Linangan airmata kerinduan untuk bertemu dengan suami terus mendera, akan tetapi semangat untuk mendukungnya, untuk memberikan motivasi padanya mengalahkan segala kelelahan.

Bulan Juni tiba, ujian S2 ku segera digelar sambil menunggu kehadiran suami tercinta dari negeri orang. Hari-hari terus menunggu kepulangannya, hingga tanggal 26 Juni tiba. Saat itu aku selesai ujian semenster 2 S2 ku, pulang jam 5 sore. Bahagia sekali, insya Allah nanti malam berjumpa suami tercinta. Alhamdulillah, "sayangku, insya Allah nanti malam ketemu Ayah.." jam 20.30 aku bertolak ke Bandara untuk menjemput suami tercinta. Alhamdulillah, airmata ini menetes ketika melihat beliau memelukku, mencium keningku tanda kerinduan yang terpendam. Subhanallah, rasanya bahagia sekali ketika berjumpa dengannya setelah terpisah 3 bulan lamanya.

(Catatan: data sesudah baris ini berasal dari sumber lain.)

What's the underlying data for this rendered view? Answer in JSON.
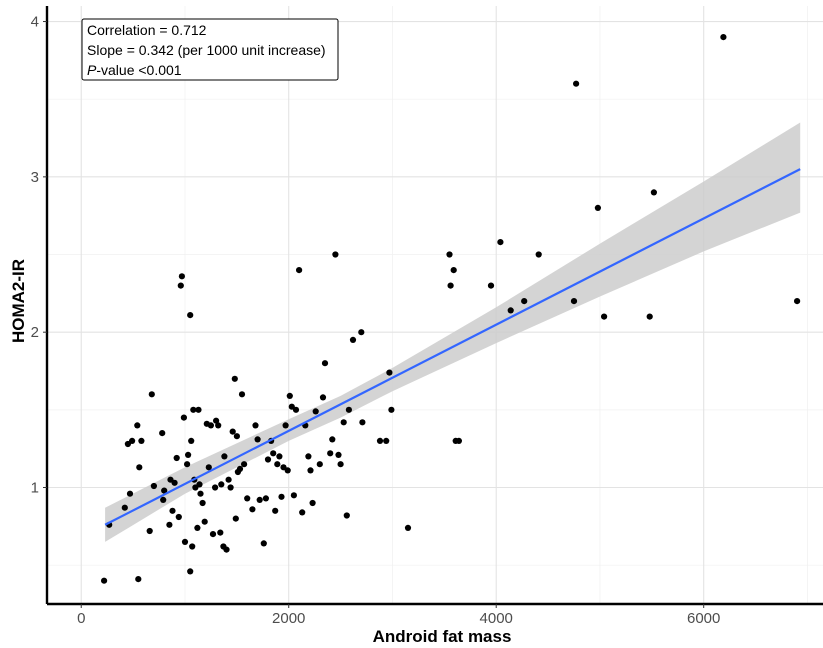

Hm..hm..rasa lelah mendera kami berdua, malam itu seolah cerita tiada habisnya. Alhamdulillah, mas bisa menunggu putra kita lahir di dunia, insya Allah. bahagianya rasanya kembali bisa berkumpul dengan suami..

Keesokan paginya, suami mohon ijin untuk istirahat ditengah kelehannya dari Belanda. Tetapi, jam 08.30 pagi...aku bilang "mas, kayaknya kita harus ke rumah sakit.." Tiba2 air ketubanku pecah, dan panik...tetapi dengan ketenangan suamiku, akhirnya kami ke Rumah Sakit Ibu dan Anak untuk bersalin..

Puji syukur kehadirat Allah, alhamdulillah sudah bukaan 1. Tetapi ketuban itu terus dan terus keluar, hingga pukul 11.30 alhamdulillah sudah bukaan 8, kemudian jam 12.30 alhamdulillah bukaan 10. Persalinan dijelang, aku masuh ruang persalinan ditungguin oleh suami tercinta. beliau tak hentinya melafadzkan dzikir sambil memegang erat tanganku yang sedang berusaha untuk melahirkan. Sampai jam 15.30 anakku juga belum lahir.. Kami masih berusaha sekuat tenaga untuk proses persalinan normal. Suamiku tak henti2nya meneteskan airmata ketika melihatku melalui proses persalinan. Dokterpun masuk mengontrol kami, kemudian hati kami berdua dikejutkan dengan kata2 "Denyut jantungnya melemah,.." tetapi kekuasaan Allah, 5 menit kemudian diperiksa alhamdulillah normal. Kemudian pukul 16.00 diputuskan untuk operasi caesar. Dan kamipun menyanggupinya.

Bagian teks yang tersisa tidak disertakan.